Senior Team Lead at Thales building identity & access management systems. 13+ years across Java/Spring, AWS, and security protocols (OAuth2, OIDC, SAML, ForgeRock, Keycloak). I like quiet systems that just work.

What I do

I'm currently a Senior Team Lead at Thales in Noida, working on identity, access management, and security tooling. Most of my career has been spent close to the protocol layer — designing Identity Providers and brokers, integrating SSO across SAML, OAuth 2.0, and OIDC, and wiring federated identity into products built on ForgeRock, Keycloak, and CAS.

On the platform side, I design Java/Spring services that run on AWS and OpenStack — microservices, gRPC and GraphQL APIs, event-driven pipelines on Lambda and SQS, and the data models that hold them together.
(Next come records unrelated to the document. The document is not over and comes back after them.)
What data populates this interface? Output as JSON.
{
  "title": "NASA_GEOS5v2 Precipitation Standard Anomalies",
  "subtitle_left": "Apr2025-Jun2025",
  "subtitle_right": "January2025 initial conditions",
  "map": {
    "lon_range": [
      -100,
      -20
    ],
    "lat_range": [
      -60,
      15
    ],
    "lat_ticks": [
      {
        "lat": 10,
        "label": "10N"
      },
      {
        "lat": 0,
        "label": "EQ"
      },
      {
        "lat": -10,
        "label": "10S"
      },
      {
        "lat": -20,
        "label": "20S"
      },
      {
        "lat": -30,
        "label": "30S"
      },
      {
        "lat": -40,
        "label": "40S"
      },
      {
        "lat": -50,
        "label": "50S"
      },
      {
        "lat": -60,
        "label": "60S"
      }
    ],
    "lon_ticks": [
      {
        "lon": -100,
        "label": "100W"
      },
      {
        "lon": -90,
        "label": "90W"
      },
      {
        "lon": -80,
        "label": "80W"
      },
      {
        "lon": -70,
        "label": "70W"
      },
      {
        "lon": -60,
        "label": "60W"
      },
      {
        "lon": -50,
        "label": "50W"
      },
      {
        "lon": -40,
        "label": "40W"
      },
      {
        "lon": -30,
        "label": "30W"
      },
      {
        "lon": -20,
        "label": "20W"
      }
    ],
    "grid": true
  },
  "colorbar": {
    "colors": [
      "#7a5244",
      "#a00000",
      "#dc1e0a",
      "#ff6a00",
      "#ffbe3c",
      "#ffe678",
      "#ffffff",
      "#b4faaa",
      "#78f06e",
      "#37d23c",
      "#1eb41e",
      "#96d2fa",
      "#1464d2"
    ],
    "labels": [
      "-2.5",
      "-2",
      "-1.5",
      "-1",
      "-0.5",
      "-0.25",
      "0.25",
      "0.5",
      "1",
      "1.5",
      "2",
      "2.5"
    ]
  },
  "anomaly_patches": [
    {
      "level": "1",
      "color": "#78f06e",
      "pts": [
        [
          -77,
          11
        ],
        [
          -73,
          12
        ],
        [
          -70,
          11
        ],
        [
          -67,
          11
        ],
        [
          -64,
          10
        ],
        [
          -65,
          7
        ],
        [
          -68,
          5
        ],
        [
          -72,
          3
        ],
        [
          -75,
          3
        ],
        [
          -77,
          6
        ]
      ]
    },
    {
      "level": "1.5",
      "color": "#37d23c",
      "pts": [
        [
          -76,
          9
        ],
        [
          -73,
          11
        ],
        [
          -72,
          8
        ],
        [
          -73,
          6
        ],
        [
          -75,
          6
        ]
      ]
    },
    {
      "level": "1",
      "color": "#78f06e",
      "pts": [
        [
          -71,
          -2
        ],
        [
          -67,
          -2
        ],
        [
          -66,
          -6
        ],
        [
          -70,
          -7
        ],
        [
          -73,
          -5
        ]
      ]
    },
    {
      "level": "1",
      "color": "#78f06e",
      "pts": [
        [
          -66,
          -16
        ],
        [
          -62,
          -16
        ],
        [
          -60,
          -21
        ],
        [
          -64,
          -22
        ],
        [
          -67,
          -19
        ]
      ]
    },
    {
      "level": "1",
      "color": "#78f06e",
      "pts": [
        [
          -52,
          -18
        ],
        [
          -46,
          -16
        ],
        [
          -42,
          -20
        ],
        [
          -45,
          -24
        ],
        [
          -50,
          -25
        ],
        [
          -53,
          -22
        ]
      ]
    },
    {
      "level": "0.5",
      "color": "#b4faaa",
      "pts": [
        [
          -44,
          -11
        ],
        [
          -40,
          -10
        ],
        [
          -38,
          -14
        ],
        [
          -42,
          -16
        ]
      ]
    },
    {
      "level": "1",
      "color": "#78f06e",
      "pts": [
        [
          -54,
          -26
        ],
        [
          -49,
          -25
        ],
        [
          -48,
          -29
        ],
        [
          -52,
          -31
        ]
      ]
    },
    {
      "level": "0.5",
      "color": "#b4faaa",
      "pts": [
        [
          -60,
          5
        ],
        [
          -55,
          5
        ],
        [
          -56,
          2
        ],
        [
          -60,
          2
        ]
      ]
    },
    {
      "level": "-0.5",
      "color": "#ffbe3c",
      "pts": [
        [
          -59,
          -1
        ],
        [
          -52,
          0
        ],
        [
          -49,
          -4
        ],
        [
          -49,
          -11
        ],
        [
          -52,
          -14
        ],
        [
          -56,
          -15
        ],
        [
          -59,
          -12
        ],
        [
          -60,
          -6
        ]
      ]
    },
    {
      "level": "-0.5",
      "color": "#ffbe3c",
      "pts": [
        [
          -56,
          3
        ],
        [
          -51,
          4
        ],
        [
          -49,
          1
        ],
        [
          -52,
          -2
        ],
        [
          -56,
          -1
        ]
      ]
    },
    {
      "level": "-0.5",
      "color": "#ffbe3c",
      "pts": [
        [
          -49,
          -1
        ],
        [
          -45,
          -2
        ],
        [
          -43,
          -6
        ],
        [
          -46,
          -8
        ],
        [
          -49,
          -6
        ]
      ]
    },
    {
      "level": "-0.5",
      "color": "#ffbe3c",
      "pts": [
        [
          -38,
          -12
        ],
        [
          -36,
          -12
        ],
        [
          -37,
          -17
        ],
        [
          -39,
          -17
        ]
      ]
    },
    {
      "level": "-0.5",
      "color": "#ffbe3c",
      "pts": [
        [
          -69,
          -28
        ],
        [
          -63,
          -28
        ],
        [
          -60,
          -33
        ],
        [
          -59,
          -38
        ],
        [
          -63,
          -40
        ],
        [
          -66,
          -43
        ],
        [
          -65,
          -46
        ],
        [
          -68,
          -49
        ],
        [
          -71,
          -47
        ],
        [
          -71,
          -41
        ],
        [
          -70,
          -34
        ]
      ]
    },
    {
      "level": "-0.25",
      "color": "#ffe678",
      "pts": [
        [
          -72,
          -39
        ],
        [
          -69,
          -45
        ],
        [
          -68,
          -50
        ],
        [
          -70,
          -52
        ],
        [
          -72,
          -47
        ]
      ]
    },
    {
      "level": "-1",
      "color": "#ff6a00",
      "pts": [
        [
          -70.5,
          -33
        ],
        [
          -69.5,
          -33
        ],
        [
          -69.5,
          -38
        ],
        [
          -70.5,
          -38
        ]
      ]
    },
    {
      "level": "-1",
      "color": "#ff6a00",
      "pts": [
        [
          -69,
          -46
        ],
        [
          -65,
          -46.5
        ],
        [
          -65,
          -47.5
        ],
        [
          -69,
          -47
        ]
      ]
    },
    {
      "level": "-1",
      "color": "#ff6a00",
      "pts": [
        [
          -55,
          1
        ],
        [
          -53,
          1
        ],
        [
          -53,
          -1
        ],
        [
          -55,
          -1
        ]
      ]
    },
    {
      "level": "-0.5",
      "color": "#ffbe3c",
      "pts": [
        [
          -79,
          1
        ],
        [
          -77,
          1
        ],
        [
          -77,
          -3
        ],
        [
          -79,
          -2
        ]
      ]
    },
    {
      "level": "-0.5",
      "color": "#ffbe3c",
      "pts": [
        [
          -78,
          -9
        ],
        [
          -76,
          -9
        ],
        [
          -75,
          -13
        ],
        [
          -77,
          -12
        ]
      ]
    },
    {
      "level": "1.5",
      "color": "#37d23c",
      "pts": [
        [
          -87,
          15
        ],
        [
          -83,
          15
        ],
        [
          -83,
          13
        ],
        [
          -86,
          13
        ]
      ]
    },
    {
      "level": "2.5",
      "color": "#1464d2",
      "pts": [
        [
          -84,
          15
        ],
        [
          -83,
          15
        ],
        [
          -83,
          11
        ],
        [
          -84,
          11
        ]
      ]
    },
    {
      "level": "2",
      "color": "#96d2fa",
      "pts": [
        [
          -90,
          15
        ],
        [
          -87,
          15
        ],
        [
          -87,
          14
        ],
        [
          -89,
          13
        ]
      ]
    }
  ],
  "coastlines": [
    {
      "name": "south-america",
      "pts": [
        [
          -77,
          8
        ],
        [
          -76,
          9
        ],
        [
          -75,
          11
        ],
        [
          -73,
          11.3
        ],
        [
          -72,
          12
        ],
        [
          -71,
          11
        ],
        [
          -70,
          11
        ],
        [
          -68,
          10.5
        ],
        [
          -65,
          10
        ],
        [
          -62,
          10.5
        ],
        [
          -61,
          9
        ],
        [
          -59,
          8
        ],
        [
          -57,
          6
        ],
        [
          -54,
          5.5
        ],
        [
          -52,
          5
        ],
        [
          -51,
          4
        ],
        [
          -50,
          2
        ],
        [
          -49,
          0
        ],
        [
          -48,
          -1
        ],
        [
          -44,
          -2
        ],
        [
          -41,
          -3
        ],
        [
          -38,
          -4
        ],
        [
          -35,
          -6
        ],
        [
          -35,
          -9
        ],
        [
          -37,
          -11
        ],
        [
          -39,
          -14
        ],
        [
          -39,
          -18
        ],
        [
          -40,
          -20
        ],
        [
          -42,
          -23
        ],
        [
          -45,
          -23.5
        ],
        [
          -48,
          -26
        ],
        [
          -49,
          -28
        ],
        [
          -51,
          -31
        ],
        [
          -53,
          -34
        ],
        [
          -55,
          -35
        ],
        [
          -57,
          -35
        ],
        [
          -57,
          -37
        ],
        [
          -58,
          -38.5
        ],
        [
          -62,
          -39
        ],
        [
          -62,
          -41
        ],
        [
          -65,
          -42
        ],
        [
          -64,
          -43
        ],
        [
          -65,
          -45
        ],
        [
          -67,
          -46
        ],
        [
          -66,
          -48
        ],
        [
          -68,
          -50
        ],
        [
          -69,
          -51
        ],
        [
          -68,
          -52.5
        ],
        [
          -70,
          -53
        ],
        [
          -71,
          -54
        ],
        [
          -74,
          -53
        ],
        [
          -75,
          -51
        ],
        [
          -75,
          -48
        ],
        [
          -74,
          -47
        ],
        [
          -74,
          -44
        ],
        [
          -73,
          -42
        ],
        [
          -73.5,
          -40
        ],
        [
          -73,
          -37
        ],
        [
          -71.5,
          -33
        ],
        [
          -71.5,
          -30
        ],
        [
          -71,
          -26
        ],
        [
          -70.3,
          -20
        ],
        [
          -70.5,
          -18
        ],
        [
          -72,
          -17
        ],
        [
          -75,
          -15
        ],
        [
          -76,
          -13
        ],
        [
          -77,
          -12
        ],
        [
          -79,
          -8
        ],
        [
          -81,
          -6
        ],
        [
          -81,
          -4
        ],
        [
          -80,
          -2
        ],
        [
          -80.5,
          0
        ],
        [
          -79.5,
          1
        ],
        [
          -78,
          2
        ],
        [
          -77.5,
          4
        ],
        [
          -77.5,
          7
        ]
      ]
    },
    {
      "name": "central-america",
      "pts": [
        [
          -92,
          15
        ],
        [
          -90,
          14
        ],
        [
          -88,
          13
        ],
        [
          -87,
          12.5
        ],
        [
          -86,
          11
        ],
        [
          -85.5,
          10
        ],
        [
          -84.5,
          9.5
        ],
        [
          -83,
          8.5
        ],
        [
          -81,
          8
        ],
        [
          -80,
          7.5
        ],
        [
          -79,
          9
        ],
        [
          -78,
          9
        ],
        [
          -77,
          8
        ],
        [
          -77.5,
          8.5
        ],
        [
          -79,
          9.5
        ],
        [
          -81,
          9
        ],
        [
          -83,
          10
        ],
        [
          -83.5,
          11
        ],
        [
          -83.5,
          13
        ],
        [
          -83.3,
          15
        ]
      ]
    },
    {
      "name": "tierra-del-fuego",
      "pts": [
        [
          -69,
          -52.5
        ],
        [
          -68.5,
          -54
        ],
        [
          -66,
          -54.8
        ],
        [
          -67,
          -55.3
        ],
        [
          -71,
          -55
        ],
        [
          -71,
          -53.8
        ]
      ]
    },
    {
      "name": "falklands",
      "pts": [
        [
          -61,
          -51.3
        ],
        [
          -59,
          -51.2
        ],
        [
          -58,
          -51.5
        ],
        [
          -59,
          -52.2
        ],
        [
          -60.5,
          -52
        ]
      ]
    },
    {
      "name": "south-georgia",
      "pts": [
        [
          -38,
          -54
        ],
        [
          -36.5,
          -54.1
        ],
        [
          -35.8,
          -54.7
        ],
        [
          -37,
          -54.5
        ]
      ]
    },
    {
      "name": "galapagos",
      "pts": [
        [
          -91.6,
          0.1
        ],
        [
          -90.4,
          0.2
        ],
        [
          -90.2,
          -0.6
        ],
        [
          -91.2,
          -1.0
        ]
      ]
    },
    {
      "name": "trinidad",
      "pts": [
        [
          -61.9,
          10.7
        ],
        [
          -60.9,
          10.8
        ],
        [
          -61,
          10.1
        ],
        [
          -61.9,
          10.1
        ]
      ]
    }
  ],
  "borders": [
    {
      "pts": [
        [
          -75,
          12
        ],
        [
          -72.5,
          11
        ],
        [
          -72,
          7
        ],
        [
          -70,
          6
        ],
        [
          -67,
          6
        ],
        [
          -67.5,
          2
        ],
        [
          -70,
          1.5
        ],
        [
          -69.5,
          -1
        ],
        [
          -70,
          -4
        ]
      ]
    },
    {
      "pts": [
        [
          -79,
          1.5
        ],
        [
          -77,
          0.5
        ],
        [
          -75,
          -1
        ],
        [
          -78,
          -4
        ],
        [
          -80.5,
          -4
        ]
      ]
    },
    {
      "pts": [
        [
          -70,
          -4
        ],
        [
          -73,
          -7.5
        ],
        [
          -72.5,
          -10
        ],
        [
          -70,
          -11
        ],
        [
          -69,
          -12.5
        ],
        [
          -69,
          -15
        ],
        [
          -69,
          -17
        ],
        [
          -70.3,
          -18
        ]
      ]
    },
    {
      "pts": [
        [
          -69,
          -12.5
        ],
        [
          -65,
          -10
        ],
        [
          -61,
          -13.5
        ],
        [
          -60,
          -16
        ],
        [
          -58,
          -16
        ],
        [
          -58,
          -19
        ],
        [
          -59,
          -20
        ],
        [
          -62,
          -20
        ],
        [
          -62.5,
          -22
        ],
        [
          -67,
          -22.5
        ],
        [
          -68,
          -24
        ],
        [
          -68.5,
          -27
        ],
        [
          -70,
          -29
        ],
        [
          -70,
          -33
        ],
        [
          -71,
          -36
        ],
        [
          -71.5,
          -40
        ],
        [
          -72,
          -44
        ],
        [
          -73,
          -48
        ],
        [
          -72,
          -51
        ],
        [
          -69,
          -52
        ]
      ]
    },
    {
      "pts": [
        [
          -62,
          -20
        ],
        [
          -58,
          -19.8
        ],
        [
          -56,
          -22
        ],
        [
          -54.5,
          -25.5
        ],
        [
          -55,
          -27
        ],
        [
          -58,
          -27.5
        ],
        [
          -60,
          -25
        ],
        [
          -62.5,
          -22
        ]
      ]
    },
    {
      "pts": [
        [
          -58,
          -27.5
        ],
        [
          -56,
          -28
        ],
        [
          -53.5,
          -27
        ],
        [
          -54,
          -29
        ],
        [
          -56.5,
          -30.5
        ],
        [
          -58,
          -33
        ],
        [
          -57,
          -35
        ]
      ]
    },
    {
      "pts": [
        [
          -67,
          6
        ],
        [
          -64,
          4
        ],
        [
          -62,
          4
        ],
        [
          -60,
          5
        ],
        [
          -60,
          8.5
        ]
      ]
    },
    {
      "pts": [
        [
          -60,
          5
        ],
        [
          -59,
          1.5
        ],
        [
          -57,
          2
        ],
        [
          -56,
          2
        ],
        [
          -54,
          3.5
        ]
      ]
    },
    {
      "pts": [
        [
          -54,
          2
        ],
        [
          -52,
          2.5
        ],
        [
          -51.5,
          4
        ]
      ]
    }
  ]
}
I'm an AWS Certified Solutions Architect.

Before Thales, I was an Associate Architect at Nexgen IOT Solutions and a Senior Software Engineer at IDEMIA. Earlier roles at Oniondev, Debug Design, Hovel, and Dynakode gave me time across the full stack — from JSP and JVM internals to Angular front-ends and Django services.

How I think about engineering

• Security is a property of the whole system — not a feature you bolt on after launch.
• Boring beats clever — well-understood patterns, clear contracts, and small services age better than novelty.
• Own the lifecycle — design, build, ship, monitor, and on-call for what you build.

Education

• B.Sc. — Information Technology — Kuvempu University (2011 — 2014)
• Diploma — Software Engineering — NIIT (GNIIT) (2011 — 2013)

Certifications

• AWS Certified Solutions Architect — Associate — Amazon Web Services
• Conversation on Cryptography: A Total Course — Mike Meyers

Outside of work

I read, tinker with side projects, and write the occasional note here. Always interested in talks on cryptography, distributed systems, and the messier corners of identity.